Quantifying cell invasion is another important in vitro mechanism to understanding the response of a metastatic tumor cell model to a test agent3. The formula for calculation is as follows:

(RFUi-RFUb)/(RFUm-RFUb) x 100

Here RFUi represents the fluorescence from cells invading through a basement membrane, RFUm represents the fluorescence from cells migrating through the uncoated membrane, and RFUb represents background fluorescent values. For the results shown here, taken from RFP data generated with migrating and invading MDA-MB-231 cells, background fluorescence represents RFU values calculated at time=0 hours incubation for each experiment.
 

% Cell Invasion Determination.

Figure 7. % Cell Invasion Determination. RFU (A.) and cell count (B.) values, in addition to % cell invasion calculations, determined from migratory and invasive RFP expressing MDA-MB-231 cells in response to 10% serum.

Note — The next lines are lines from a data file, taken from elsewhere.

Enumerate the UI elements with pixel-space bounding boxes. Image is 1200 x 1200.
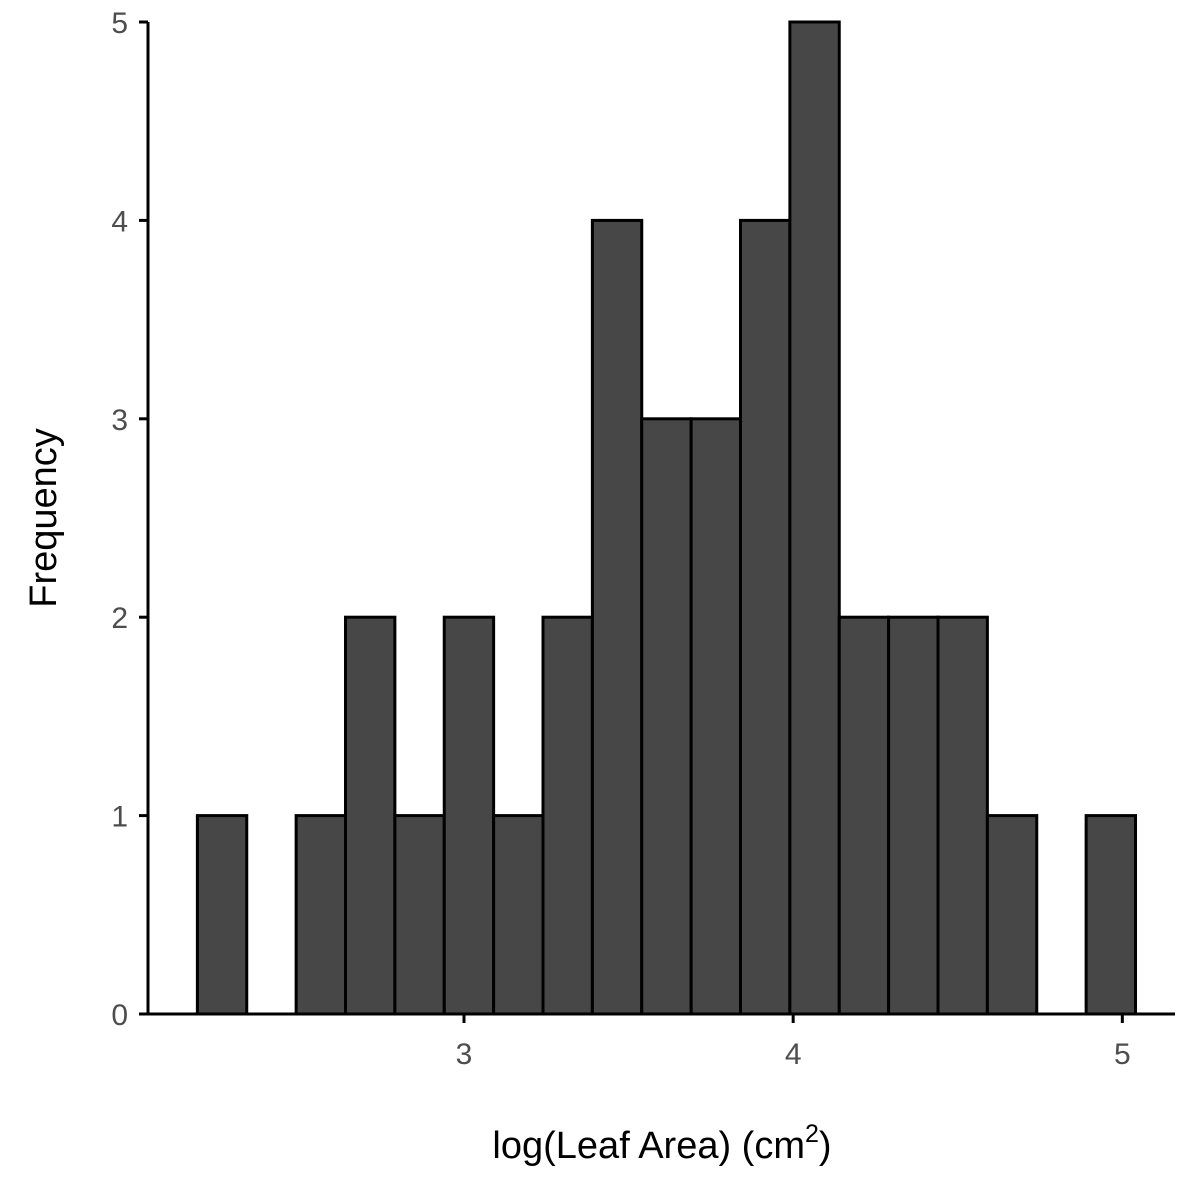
x-tick-label: 3 xyxy=(456,1038,473,1071)
histogram-bar xyxy=(294,814,347,1016)
histogram-bar xyxy=(195,814,249,1016)
y-tick-label: 0 xyxy=(111,999,128,1032)
y-tick-label: 1 xyxy=(111,801,128,834)
x-axis-title-suffix: ) xyxy=(819,1125,832,1167)
y-axis-title: Frequency xyxy=(23,428,65,608)
x-axis-title-superscript: 2 xyxy=(805,1120,819,1148)
histogram-bar xyxy=(393,814,446,1016)
histogram-bar xyxy=(344,615,397,1016)
histogram-bar xyxy=(887,615,940,1016)
histogram-bar xyxy=(689,417,742,1016)
y-tick-label: 3 xyxy=(111,404,128,437)
x-tick-label: 4 xyxy=(785,1038,802,1071)
histogram-bar xyxy=(985,814,1039,1016)
histogram-bar xyxy=(837,615,891,1016)
histogram-bar xyxy=(442,615,496,1016)
histogram-bar xyxy=(1084,814,1137,1016)
x-axis-title-main: log(Leaf Area) (cm xyxy=(492,1125,805,1167)
y-tick-label: 5 xyxy=(111,7,128,40)
x-tick-label: 5 xyxy=(1114,1038,1131,1071)
tick-labels: 0 1 2 3 4 5 3 4 5 xyxy=(111,7,1130,1071)
x-axis-title: log(Leaf Area) (cm2) xyxy=(492,1120,831,1167)
histogram-bar xyxy=(739,218,792,1016)
histogram-bar xyxy=(936,615,989,1016)
y-tick-label: 4 xyxy=(111,205,128,238)
histogram-bar xyxy=(541,615,594,1016)
histogram-bar xyxy=(492,814,545,1016)
histogram-bars xyxy=(195,20,1137,1016)
axes xyxy=(139,20,1175,1023)
histogram-bar xyxy=(640,417,693,1016)
y-tick-label: 2 xyxy=(111,602,128,635)
histogram-bar xyxy=(590,218,644,1016)
histogram-bar xyxy=(788,20,841,1016)
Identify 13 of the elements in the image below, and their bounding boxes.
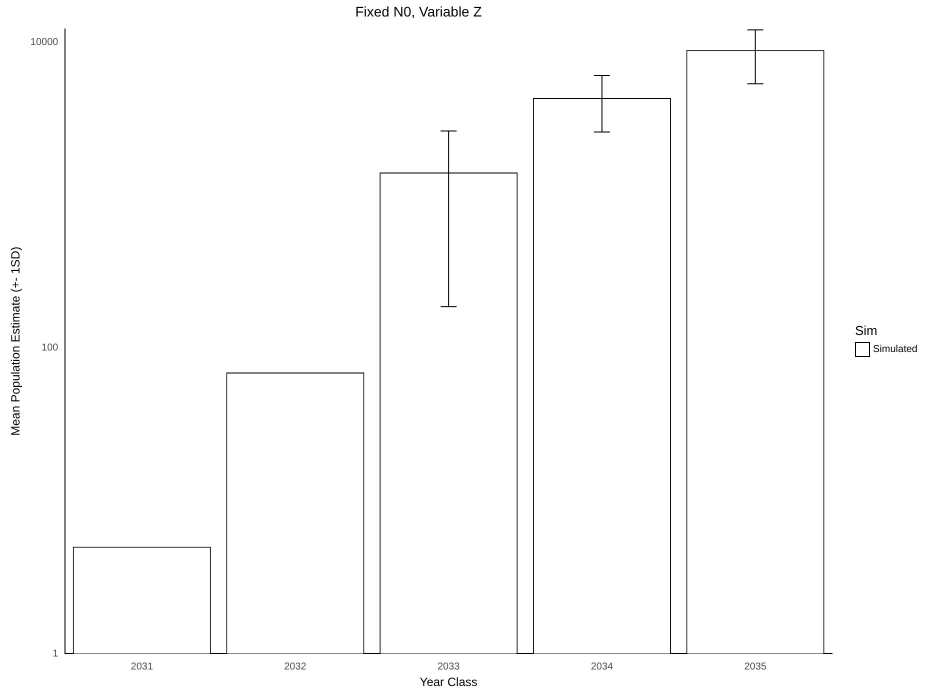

In Figure 7A, meager raw fluorescence and Δ RFU values are seen using this analysis method, due to the fact that fluorescence from red fluorescent proteins is usually weaker than that from other more green shifted proteins. This can serve to potentially skew the final invasion percentage. When substituting cell count numbers into the same formula (Figure 7B), it is evident that lower % invasion values are calculated, which may be more indicative of the actual in vivo outcome.

Conclusions

Corning FluoroBlok cell culture inserts represent an easy-to-use, robust, representative method to determine the migratory and invasive characteristics of cancer cells. The insert design and integration of a fluorescence blocking membrane make the plates ideal for use with the Cytation 3, because of the instrument’s capability to automatically focus up to the cell layer. With the incorporation of temperature and gas control, as well as the use of brightfield imaging for focusing, longer-term experiments can be performed to determine the appropriate incubation time for the cell type and chemoattractant being examined. Finally, the cellular analysis capabilities of Gen5 allow for determination of the number of actual migrating or invading cells, which can yield more accurate information being gleaned from these important experiments.

References

  1. Prest, S.; Rees, R.; Murdoch, C.; Marshall, J.; Cooper, P.; Bibby, M.; Li, G.; Ali, S. Chemokines induce the cellular migration of MCF-7 human breast carcinoma cells: Subpopulations of tumour cells display positive and negative chemotaxis and differential in vivo growth potentials. Clin Exp Metastasis. 1999, 17, 389-96.
  2. Doerr, M.; Jones, J. The Roles of Integrins and Extracellular Matrix Proteins in the Insulin-like Growth Factor I-stimulated Chemotaxis of Human Breast Cancer Cells. J. Biol. Chem. 1996, 271, 2443–2447.